With several new vaccines known to be a safe and effective way to protect against a number of adolescent diseases, why are many teens still not getting the recommended vaccinations? New research out of the University of Oklahoma Health Sciences Center provides important answers.
“Since 2005, three new vaccines recommended for adolescents have been licensed and approved for use, but we are not achieving our national goals,” said study author Dr. Paul Darden of the Department of Pediatrics, OU College of Medicine.
The three vaccines are Tdap (tetanus toxoid, diptheria toxoid, and acellular pertussis vaccine), a vaccine for meningitis - MCV4 (quadrivalent meningococcal conjugate vaccine), and the vaccine for HPV (human papilloma virus).
The research analyzed data from the 2008-2010 National Immunization Survey of Teens by the Centers for Disease Control and Prevention. The goal was to determine why parents did not have their teens up to date on recommended vaccinations, and how these reasons have changed over the years. “One of the U.S. Department of Health and Human Services’ Healthy People 2020 goals is to attain vaccination rates of 90 percent, but the reality falls short of that goal,” Darden said.
Some increases in vaccination rates were noted. For instance,Tdap vaccination rates improved from 72.2 percent in 2008 to 81.2 percent in 2010 and MCV4 vaccination rates over the same period rose from 41.8 percent to 62.7 percent. However, the percentage of adolescent females immunized with the HPV vaccine remains much lower, climbing from 17.9 percent to only 32 percent during the same three years.
"While we're seeing increases, those increases are uneven with some vaccines more widely accepted than others,” Darden said, adding the low rate of HPV immunization (which is now recommended for adolescent boys too) is especially concerning.

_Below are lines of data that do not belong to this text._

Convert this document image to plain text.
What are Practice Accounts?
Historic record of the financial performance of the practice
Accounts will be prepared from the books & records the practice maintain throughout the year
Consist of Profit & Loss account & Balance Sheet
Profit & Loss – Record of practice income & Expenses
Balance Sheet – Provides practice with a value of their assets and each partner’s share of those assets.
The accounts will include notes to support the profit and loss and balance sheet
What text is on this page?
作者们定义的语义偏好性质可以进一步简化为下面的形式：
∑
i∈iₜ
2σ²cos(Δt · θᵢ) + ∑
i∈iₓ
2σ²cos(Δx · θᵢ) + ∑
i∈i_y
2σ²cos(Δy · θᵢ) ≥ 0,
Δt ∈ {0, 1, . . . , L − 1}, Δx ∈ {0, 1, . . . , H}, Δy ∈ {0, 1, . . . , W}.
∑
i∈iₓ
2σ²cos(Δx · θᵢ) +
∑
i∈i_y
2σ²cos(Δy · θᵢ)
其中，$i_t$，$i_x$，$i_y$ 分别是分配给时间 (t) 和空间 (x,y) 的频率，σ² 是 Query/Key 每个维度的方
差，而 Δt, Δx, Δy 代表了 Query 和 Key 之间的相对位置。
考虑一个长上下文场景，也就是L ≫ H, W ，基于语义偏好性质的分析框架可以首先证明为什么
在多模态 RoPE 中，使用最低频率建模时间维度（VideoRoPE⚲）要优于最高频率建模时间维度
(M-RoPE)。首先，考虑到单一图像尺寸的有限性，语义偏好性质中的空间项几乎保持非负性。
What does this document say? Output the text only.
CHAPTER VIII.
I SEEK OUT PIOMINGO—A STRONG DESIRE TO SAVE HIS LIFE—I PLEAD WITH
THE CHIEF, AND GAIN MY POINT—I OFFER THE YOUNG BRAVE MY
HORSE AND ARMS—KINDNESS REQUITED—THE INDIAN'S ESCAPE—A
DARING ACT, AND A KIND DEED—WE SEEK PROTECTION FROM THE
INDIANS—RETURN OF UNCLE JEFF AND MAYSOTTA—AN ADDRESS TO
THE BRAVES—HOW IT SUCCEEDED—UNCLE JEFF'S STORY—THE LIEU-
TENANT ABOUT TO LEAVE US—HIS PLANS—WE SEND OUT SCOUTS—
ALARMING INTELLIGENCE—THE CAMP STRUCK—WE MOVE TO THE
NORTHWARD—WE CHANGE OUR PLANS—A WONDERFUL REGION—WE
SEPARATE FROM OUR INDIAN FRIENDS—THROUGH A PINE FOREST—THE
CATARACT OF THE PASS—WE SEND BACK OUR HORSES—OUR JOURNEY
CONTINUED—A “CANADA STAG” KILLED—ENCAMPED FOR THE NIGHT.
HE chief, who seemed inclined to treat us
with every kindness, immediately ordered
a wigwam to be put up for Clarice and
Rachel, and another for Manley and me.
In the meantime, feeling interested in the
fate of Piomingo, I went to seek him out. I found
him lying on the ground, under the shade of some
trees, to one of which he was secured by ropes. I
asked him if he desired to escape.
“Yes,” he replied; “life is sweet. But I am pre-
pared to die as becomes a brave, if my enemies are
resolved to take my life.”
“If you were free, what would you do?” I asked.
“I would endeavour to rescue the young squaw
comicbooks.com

"HPV is a vaccine that prevents cervical cancer, a serious health condition in women. So it’s worrisome that adolescents are not getting the HPV vaccine."
To find out why adolescents are not receiving these vaccinations, even though physicians commonly recommend them, Darden and six fellow researchers analyzed parent survey data.
“Our goal was to understand how adolescents and their parents make decisions around adolescent vaccines, to gain better insights into parents’ concerns and to discover how doctors should best approach adolescents and their parents to help them make these decisions,” Darden said.
Researchers learned that when it comes to the Tdap and MCV4 vaccines, parents generally gave several reasons for not having their teenaged children immunized. These include:
Page 2 of 2 - 1) The vaccination was "not recommended" by their physician
2) They believed it was "not necessary" to have the vaccination
3) They didn’t know enough about the vaccine
In the case of the HPV vaccine, parents gave the same reasons for failing to vaccinate their teens, but they added some additional reasons as well. One of those was that their child was not yet sexually active and therefore did not need the vaccine. Darden said that reveals that some parents are laboring under a misapprehension about the vaccine. "Getting the infection is related to having sex,” he said.
“The problem is, of course, once a person is having sex, they may become infected with HPV and the vaccine is only effective when given before infection. This vaccine is most effective if given prior to initiation of sexual activity.”
Another reason parents gave for not having their child receive the HPV vaccine related to concerns about the vaccine's safety and potential side effects. The study found that concern had increased almost four-fold in three years.
“In addition, despite their doctors increasingly recommending the HPV vaccine, parents’ intent to not vaccinate for HPV also increased,” Darden said.
In 2008, 39.8 percent of parents were intent on not vaccinating their teens for HPV. In 2010, that number rose to 43.9. Currently, in Oklahoma, only the Tdap vaccination is required for entry into middle school. The meningitis and HPV vaccines, though recommended, are not mandatory.
Darden said that despite the clear health benefits of these vaccines, it is unlikely the HPV vaccine would be made mandatory. Darden and his colleagues believe the study points to the importance of better educating families and health care providers about the safety and effectiveness of vaccines. Researchers said such a campaign might also directly target teens with education through social media.
The study, "Reasons for Not Vaccinating Adolescents: National Survey of Teens, 2008-2010," was published online today and also will appear in the April issue of Pediatrics.
This study was funded by grant R40 MC 21522 through the U.S. Department of Health and Human Services, Health Resources and Services Administration, Maternal and Child Health Research Program.